Worldwide, the adoption of e-commerce has accelerated. e-commerce growth has not been limited to any particular product category. However, there has been a considerable shift toward online groceries. The experience of e-commerce in South Africa has been no different. According to Visa, approximately 64% of South African consumers purchased groceries online for the first time during the Coronavirus crisis.
South Africa’s experience of the Coronavirus crisis has mirrored the situation in Europe. The country has opted to impose lockdown measures, to contain the spread of the virus. As a result, the pandemic has been a catalyst, accelerating the digital transformation across the country. Due to the crisis, businesses and consumers who were reluctant to embrace e-commerce have chosen to take the plunge.
According to Nielsen research, 29% of South African consumers are currently shopping more online than before the pandemic. According to McKinsey, approximately 40% of consumers intend to increase their spending on e-commerce after the Coronavirus crisis has passed.
These sudden shifts in behaviour forced retailers to adopt e-commerce much sooner than anticipated and to a much larger scale. Companies wishing to survive have invested in their e-commerce offerings despite feeling the economic costs associated with the pandemic. Early in the pandemic, consumer demand overwhelmed retailers’ e-commerce operations. On-demand delivery grocery platform, Zulzi, for example, was forced to limit trading to two hours a day for two weeks after shoppers overwhelmed its app. Since then, the company has quadrupled the number of employees and drivers it employs to meet demand. Zulzi now processes approximately 2,000 orders a day, five times the number of orders in 2019, and made a year’s worth of turnover between April to June.
The Coronavirus crisis has highlighted the vast potential for e-commerce growth in the South African e-commerce market. However, several challenges are stalling its progress and preventing it from reaching its full potential. One challenge that needs to be resolved will be ensuring that e-commerce is accessible to most of the population. Currently, South African data charges are ranked amongst some of the most expensive worldwide. Combined with unreliable coverage and frequent blackouts, mean shopping online can be somewhat of a challenge. Additionally, logistics providers and retailers need to conquer a lack of a national street address system, a general distrust of online transactions, low bank card penetration, and limited e-commerce payment options.

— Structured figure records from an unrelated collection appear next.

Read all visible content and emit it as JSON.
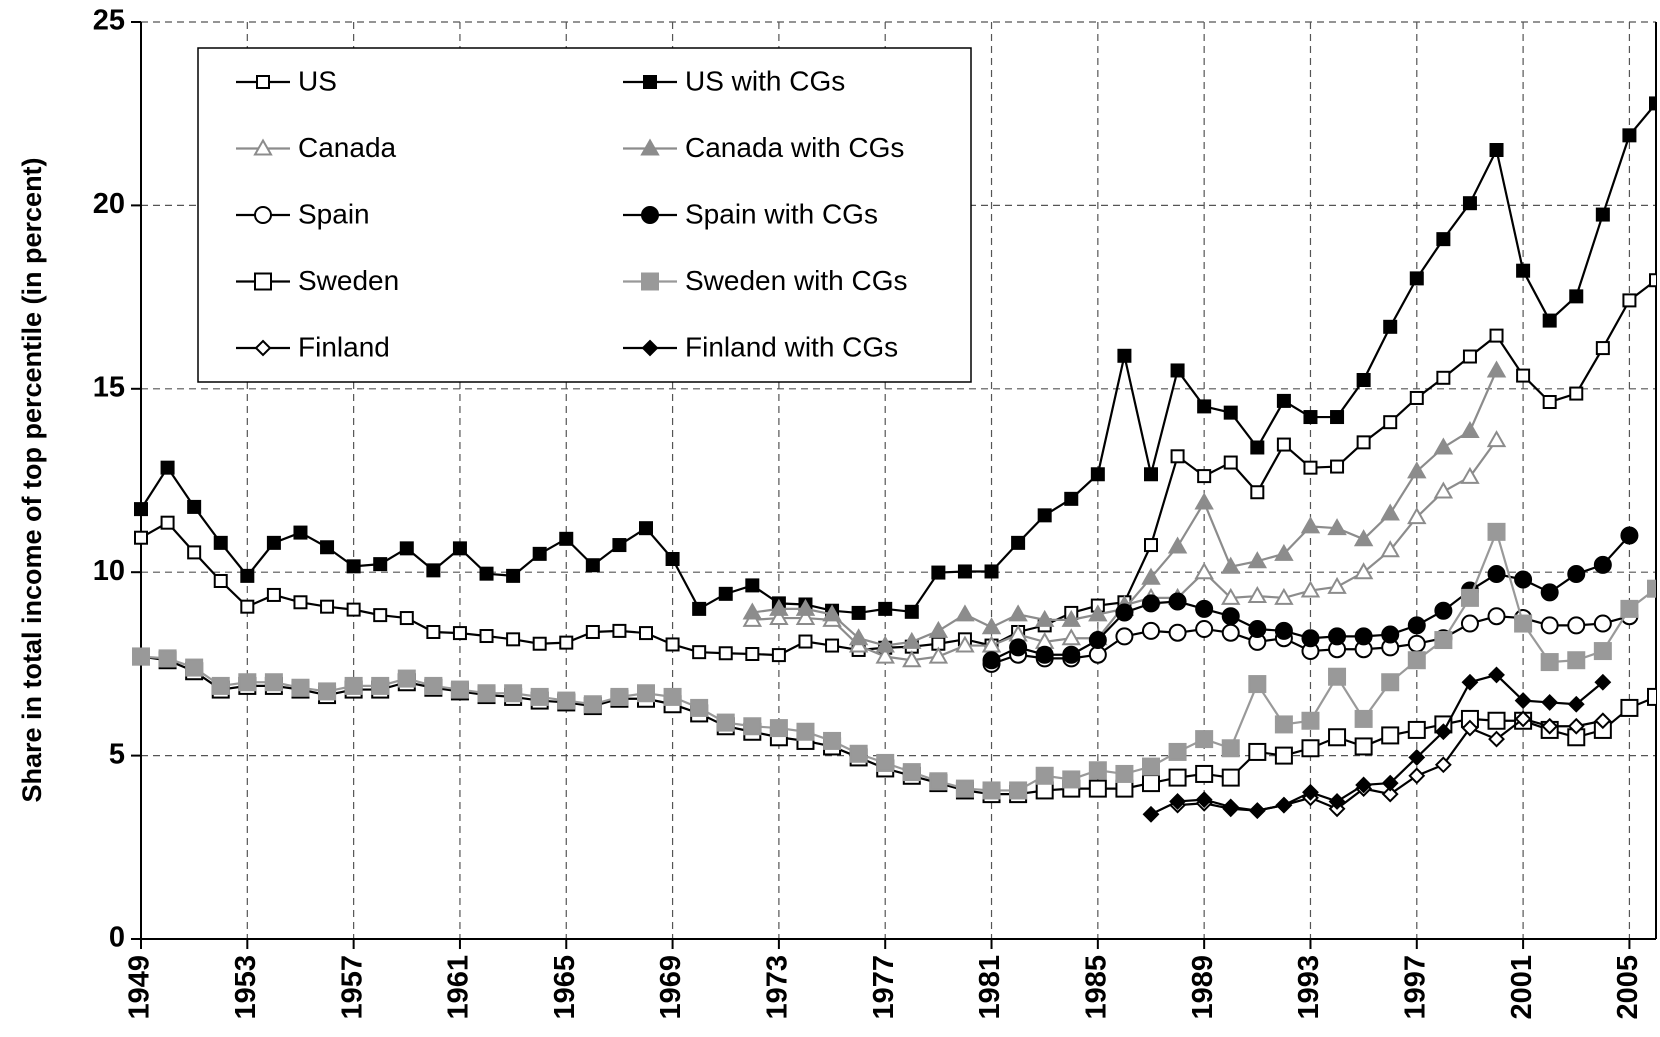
{
  "chart_data": {
    "type": "line",
    "y_label": "Share in total income of top percentile (in percent)",
    "x": [
      1949,
      1950,
      1951,
      1952,
      1953,
      1954,
      1955,
      1956,
      1957,
      1958,
      1959,
      1960,
      1961,
      1962,
      1963,
      1964,
      1965,
      1966,
      1967,
      1968,
      1969,
      1970,
      1971,
      1972,
      1973,
      1974,
      1975,
      1976,
      1977,
      1978,
      1979,
      1980,
      1981,
      1982,
      1983,
      1984,
      1985,
      1986,
      1987,
      1988,
      1989,
      1990,
      1991,
      1992,
      1993,
      1994,
      1995,
      1996,
      1997,
      1998,
      1999,
      2000,
      2001,
      2002,
      2003,
      2004,
      2005,
      2006
    ],
    "xlim": [
      1949,
      2006
    ],
    "xticks": [
      1949,
      1953,
      1957,
      1961,
      1965,
      1969,
      1973,
      1977,
      1981,
      1985,
      1989,
      1993,
      1997,
      2001,
      2005
    ],
    "ylim": [
      0,
      25
    ],
    "yticks": [
      0,
      5,
      10,
      15,
      20,
      25
    ],
    "grid": true,
    "legend": "upper left",
    "series": [
      {
        "name": "US",
        "color": "#000000",
        "fill": "#ffffff",
        "marker": "square",
        "values": [
          10.94,
          11.35,
          10.54,
          9.76,
          9.06,
          9.38,
          9.18,
          9.06,
          8.98,
          8.83,
          8.75,
          8.37,
          8.34,
          8.26,
          8.17,
          8.05,
          8.08,
          8.37,
          8.4,
          8.34,
          8.03,
          7.82,
          7.79,
          7.77,
          7.74,
          8.11,
          8.0,
          7.88,
          7.94,
          7.97,
          8.05,
          8.17,
          8.0,
          8.37,
          8.55,
          8.89,
          9.09,
          9.18,
          10.74,
          13.16,
          12.62,
          12.99,
          12.18,
          13.48,
          12.85,
          12.88,
          13.54,
          14.09,
          14.75,
          15.3,
          15.88,
          16.45,
          15.36,
          14.64,
          14.87,
          16.11,
          17.41,
          17.96
        ]
      },
      {
        "name": "US with CGs",
        "color": "#000000",
        "fill": "#000000",
        "marker": "square",
        "values": [
          11.72,
          12.85,
          11.78,
          10.8,
          9.9,
          10.8,
          11.08,
          10.68,
          10.16,
          10.22,
          10.65,
          10.05,
          10.65,
          9.96,
          9.9,
          10.5,
          10.91,
          10.19,
          10.74,
          11.2,
          10.36,
          9.0,
          9.41,
          9.64,
          9.15,
          9.12,
          8.95,
          8.89,
          9.0,
          8.92,
          9.99,
          10.02,
          10.02,
          10.8,
          11.55,
          12.0,
          12.67,
          15.9,
          12.67,
          15.5,
          14.52,
          14.35,
          13.4,
          14.67,
          14.23,
          14.23,
          15.24,
          16.69,
          18.01,
          19.08,
          20.06,
          21.51,
          18.22,
          16.86,
          17.52,
          19.75,
          21.91,
          22.78
        ]
      },
      {
        "name": "Canada",
        "color": "#8c8c8c",
        "fill": "#ffffff",
        "marker": "triangle",
        "values": [
          null,
          null,
          null,
          null,
          null,
          null,
          null,
          null,
          null,
          null,
          null,
          null,
          null,
          null,
          null,
          null,
          null,
          null,
          null,
          null,
          null,
          null,
          null,
          8.7,
          8.75,
          8.75,
          8.7,
          8.0,
          7.7,
          7.6,
          7.7,
          8.0,
          8.0,
          8.3,
          8.1,
          8.2,
          8.2,
          9.1,
          9.3,
          9.3,
          10.0,
          9.3,
          9.35,
          9.3,
          9.5,
          9.6,
          10.0,
          10.6,
          11.5,
          12.2,
          12.6,
          13.6,
          null,
          null,
          null,
          null,
          null,
          null
        ]
      },
      {
        "name": "Canada with CGs",
        "color": "#8c8c8c",
        "fill": "#8c8c8c",
        "marker": "triangle",
        "values": [
          null,
          null,
          null,
          null,
          null,
          null,
          null,
          null,
          null,
          null,
          null,
          null,
          null,
          null,
          null,
          null,
          null,
          null,
          null,
          null,
          null,
          null,
          null,
          8.9,
          9.0,
          9.0,
          8.85,
          8.2,
          8.0,
          8.1,
          8.4,
          8.85,
          8.5,
          8.85,
          8.7,
          8.7,
          8.85,
          9.0,
          9.85,
          10.7,
          11.9,
          10.15,
          10.3,
          10.5,
          11.25,
          11.2,
          10.9,
          11.6,
          12.75,
          13.4,
          13.85,
          15.5,
          null,
          null,
          null,
          null,
          null,
          null
        ]
      },
      {
        "name": "Spain",
        "color": "#000000",
        "fill": "#ffffff",
        "marker": "circle",
        "values": [
          null,
          null,
          null,
          null,
          null,
          null,
          null,
          null,
          null,
          null,
          null,
          null,
          null,
          null,
          null,
          null,
          null,
          null,
          null,
          null,
          null,
          null,
          null,
          null,
          null,
          null,
          null,
          null,
          null,
          null,
          null,
          null,
          7.5,
          7.75,
          7.65,
          7.65,
          7.75,
          8.25,
          8.4,
          8.35,
          8.45,
          8.35,
          8.1,
          8.2,
          7.85,
          7.9,
          7.9,
          7.95,
          8.05,
          8.2,
          8.6,
          8.8,
          8.75,
          8.55,
          8.55,
          8.6,
          8.8,
          null
        ]
      },
      {
        "name": "Spain with CGs",
        "color": "#000000",
        "fill": "#000000",
        "marker": "circle",
        "values": [
          null,
          null,
          null,
          null,
          null,
          null,
          null,
          null,
          null,
          null,
          null,
          null,
          null,
          null,
          null,
          null,
          null,
          null,
          null,
          null,
          null,
          null,
          null,
          null,
          null,
          null,
          null,
          null,
          null,
          null,
          null,
          null,
          7.6,
          7.95,
          7.75,
          7.75,
          8.15,
          8.9,
          9.15,
          9.2,
          9.0,
          8.8,
          8.45,
          8.4,
          8.2,
          8.25,
          8.25,
          8.3,
          8.55,
          8.95,
          9.5,
          9.95,
          9.8,
          9.45,
          9.95,
          10.2,
          11.0,
          null
        ]
      },
      {
        "name": "Sweden",
        "color": "#000000",
        "fill": "#ffffff",
        "marker": "large-square",
        "values": [
          7.7,
          7.6,
          7.3,
          6.8,
          6.9,
          6.9,
          6.8,
          6.65,
          6.8,
          6.8,
          7.0,
          6.85,
          6.75,
          6.65,
          6.6,
          6.5,
          6.45,
          6.35,
          6.55,
          6.55,
          6.4,
          6.15,
          5.8,
          5.65,
          5.5,
          5.4,
          5.25,
          4.95,
          4.65,
          4.45,
          4.25,
          4.05,
          3.95,
          3.95,
          4.05,
          4.1,
          4.1,
          4.1,
          4.25,
          4.4,
          4.5,
          4.4,
          5.1,
          5.0,
          5.2,
          5.5,
          5.25,
          5.55,
          5.7,
          5.85,
          6.0,
          5.95,
          5.95,
          5.7,
          5.5,
          5.7,
          6.3,
          6.6
        ]
      },
      {
        "name": "Sweden with CGs",
        "color": "#999999",
        "fill": "#999999",
        "marker": "large-square",
        "values": [
          7.7,
          7.65,
          7.4,
          6.9,
          7.0,
          7.0,
          6.85,
          6.75,
          6.9,
          6.9,
          7.1,
          6.9,
          6.8,
          6.7,
          6.7,
          6.6,
          6.5,
          6.4,
          6.6,
          6.7,
          6.6,
          6.3,
          5.9,
          5.8,
          5.75,
          5.65,
          5.4,
          5.05,
          4.8,
          4.55,
          4.3,
          4.1,
          4.05,
          4.05,
          4.45,
          4.35,
          4.6,
          4.5,
          4.7,
          5.1,
          5.45,
          5.2,
          6.95,
          5.85,
          5.95,
          7.15,
          6.0,
          7.0,
          7.6,
          8.15,
          9.3,
          11.1,
          8.6,
          7.55,
          7.6,
          7.85,
          9.0,
          9.55
        ]
      },
      {
        "name": "Finland",
        "color": "#000000",
        "fill": "#ffffff",
        "marker": "diamond",
        "values": [
          null,
          null,
          null,
          null,
          null,
          null,
          null,
          null,
          null,
          null,
          null,
          null,
          null,
          null,
          null,
          null,
          null,
          null,
          null,
          null,
          null,
          null,
          null,
          null,
          null,
          null,
          null,
          null,
          null,
          null,
          null,
          null,
          null,
          null,
          null,
          null,
          null,
          null,
          null,
          3.65,
          3.7,
          3.55,
          3.5,
          3.65,
          3.85,
          3.55,
          4.1,
          3.95,
          4.45,
          4.75,
          5.75,
          5.45,
          6.0,
          5.8,
          5.8,
          5.95,
          null,
          null
        ]
      },
      {
        "name": "Finland with CGs",
        "color": "#000000",
        "fill": "#000000",
        "marker": "diamond",
        "values": [
          null,
          null,
          null,
          null,
          null,
          null,
          null,
          null,
          null,
          null,
          null,
          null,
          null,
          null,
          null,
          null,
          null,
          null,
          null,
          null,
          null,
          null,
          null,
          null,
          null,
          null,
          null,
          null,
          null,
          null,
          null,
          null,
          null,
          null,
          null,
          null,
          null,
          null,
          3.4,
          3.75,
          3.8,
          3.6,
          3.5,
          3.65,
          4.0,
          3.75,
          4.2,
          4.25,
          4.95,
          5.65,
          7.0,
          7.2,
          6.5,
          6.45,
          6.4,
          7.0,
          null,
          null
        ]
      }
    ]
  }
}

This growth is all very well and good, especially as some start-ups are developing innovative tools to resolve the challenges such as the lack of national street address system. However, South Africa was already in an economic recession before the Coronavirus crisis took hold, due to structurally weak government finances, ongoing electricity shortages, lacklustre industry growth and diminishing business and consumer confidence. Therefore, it may take a while for South African e-commerce to reach its full potential as it begins to recover from the Coronavirus crisis and an economic recession.